Monday, March 21, 2011

Emotional Clutter

Every time I finish a bottle of supplements or pills, I have to fight the urge to keep the bottle. I can think of a million uses for each one: other pills, vitamins or supplements, seeds, spices, paper clips, thumb tacks, etc. My contacts come in adorable little glass bottles with screw-on lids, and I always have to force myself to throw them away after I’ve harvested the contacts out of them. The reason for this is very simple: no matter how many ways I imagine I can use these little containers, the truth is that I won’t use them at all and they will just end up adding to my clutter.

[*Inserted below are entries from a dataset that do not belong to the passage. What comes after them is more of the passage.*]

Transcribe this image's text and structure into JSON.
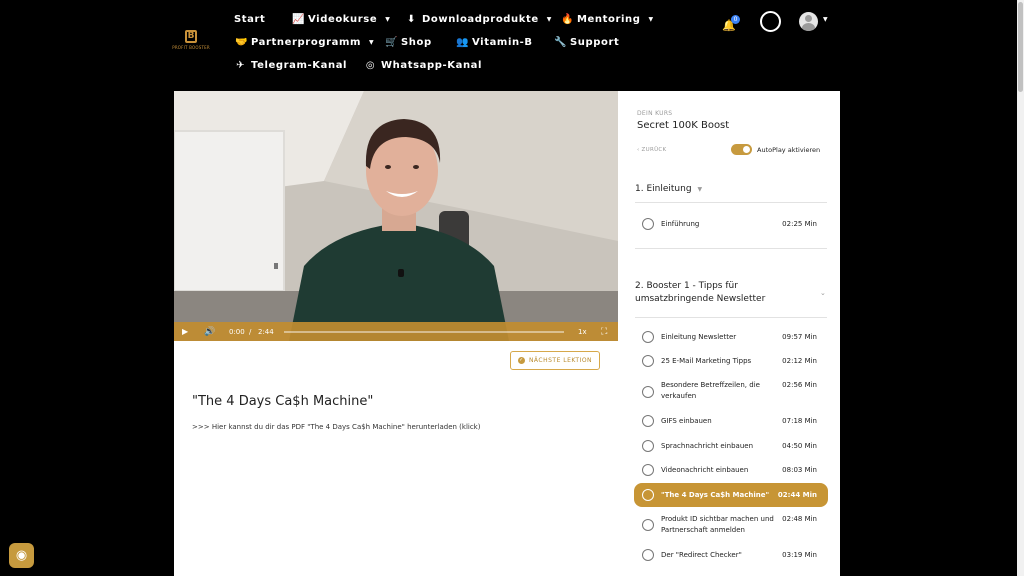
{
  "brand": {
    "logo_text": "PROFIT BOOSTER"
  },
  "nav": {
    "start": "Start",
    "videokurse": "Videokurse",
    "downloadprodukte": "Downloadprodukte",
    "mentoring": "Mentoring",
    "partnerprogramm": "Partnerprogramm",
    "shop": "Shop",
    "vitamin": "Vitamin-B",
    "support": "Support",
    "telegram": "Telegram-Kanal",
    "whatsapp": "Whatsapp-Kanal",
    "notification_count": "0"
  },
  "player": {
    "time_current": "0:00",
    "time_separator": "/",
    "time_total": "2:44",
    "speed": "1x",
    "progress": 0
  },
  "main": {
    "next_button": "NÄCHSTE LEKTION",
    "lesson_title": "\"The 4 Days Ca$h Machine\"",
    "lesson_text": ">>> Hier kannst du dir das PDF \"The 4 Days Ca$h Machine\" herunterladen (klick)"
  },
  "sidebar": {
    "label": "DEIN KURS",
    "course_title": "Secret 100K Boost",
    "back": "‹ ZURÜCK",
    "autoplay": "AutoPlay aktivieren",
    "section1": "1. Einleitung",
    "section2": "2. Booster 1 - Tipps für umsatzbringende Newsletter",
    "lessons": [
      {
        "name": "Einführung",
        "duration": "02:25 Min"
      },
      {
        "name": "Einleitung Newsletter",
        "duration": "09:57 Min"
      },
      {
        "name": "25 E-Mail Marketing Tipps",
        "duration": "02:12 Min"
      },
      {
        "name": "Besondere Betreffzeilen, die verkaufen",
        "duration": "02:56 Min"
      },
      {
        "name": "GIFS einbauen",
        "duration": "07:18 Min"
      },
      {
        "name": "Sprachnachricht einbauen",
        "duration": "04:50 Min"
      },
      {
        "name": "Videonachricht einbauen",
        "duration": "08:03 Min"
      },
      {
        "name": "\"The 4 Days Ca$h Machine\"",
        "duration": "02:44 Min"
      },
      {
        "name": "Produkt ID sichtbar machen und Partnerschaft anmelden",
        "duration": "02:48 Min"
      },
      {
        "name": "Der \"Redirect Checker\"",
        "duration": "03:19 Min"
      }
    ]
  },
  "colors": {
    "accent": "#c79535",
    "background": "#000000"
  }
}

It seems to me that the universe has been trying to send me a message lately: every blog I follow, many people I talk to and a lot of the books I read have mentioned the cathartic effect of reducing clutter. Initially I thought that these messages were meant for someone else; like there was someone that I should pass the message on to. The truth is, however, that the message was for me: the more I looked around my house and my life with clutter in mind, the more clutter I saw.

The reason I didn’t see it the first 100 times I looked was because my clutter is invisible to the naked eye: my clutter is mental. Inside my head are rooms full of stacked junk that needs to be sifted through or simply thrown out. As much as I purge myself of empty pill bottles and contact containers, I stuff the drawers of my memory with useless information that does me no good and actually hurts me when I find it. I’ve been holding onto to memories and their emotional attachments for so long that they’ve become a part of me, as if I were wearing a vest that I have tied these tidbits to as they happened, until I am so weighted down by them that I can hardly walk upright.

With the realization of my emotional clutter came another one: I am so caught up with the clutter in my mind that at some point I began procrastinating on what was physically in front of me. I don’t consider myself a dirty person, but I hate doing dishes so I put them off. My clean laundry pile overwhelms me, so it lives on my chair until half the clothes are dirty and I am unsure of what I’ve washed and what I’ve worn.

Don’t get me wrong: I am not condemning the untidy person. I am simply saying that in my case, my clutter started to physically pile up because my emotional clutter inbox was full. I started viewing simple chores as just another drain of my energy and attention, when the truth is that my attention and energy had already been drained by what was going on inside my head.

I didn’t realize how much more difficult I was making my life until a friend of mine told me about an article she had read about reducing clutter. The article suggested that you set a timer for 10 minutes, and work on reducing clutter – or doing your dishes or folding your laundry, etc. – in 10-minute increments. I discovered – much to my chagrin – that things I put off doing for days because of the time it would take were easily completed within a 10-minute block of time. This is a little disturbing, especially considering that I am notorious for thinking, “Oh that will take FOREVER. I’ll just hop on Facebook for a little while first,” and an hour later I would be strangely frustrated and the dishes would still be dirty in the sink.

Realizing that I could reduce physical clutter so quickly lead to another realization: instead of stuffing my problems into the drawers of my mind, what would happen if I actually dealt with them? I tried it, and you would probably not be surprised to learn, invisible audience, that dealing with my problems makes them disappear: when I open up that drawer now, there’s nothing in it. That’s right: there’s room for today because I’m not constantly confronted with the yesterday.
I am now one drawer down, thousands to go. As overwhelming as that sounds, it’s invigorating to know that I don’t have to open a door and slam it shut again for fear that the contents are going to fall out on top of me, crushing me under their weight. Instead, I can open the door, snatch out a box, rummage through it, and throw it out, knowing that I don’t need what was in it anymore. It will take awhile, but the clutter is already diminishing; there’s now room for sunlight to stream in through the windows.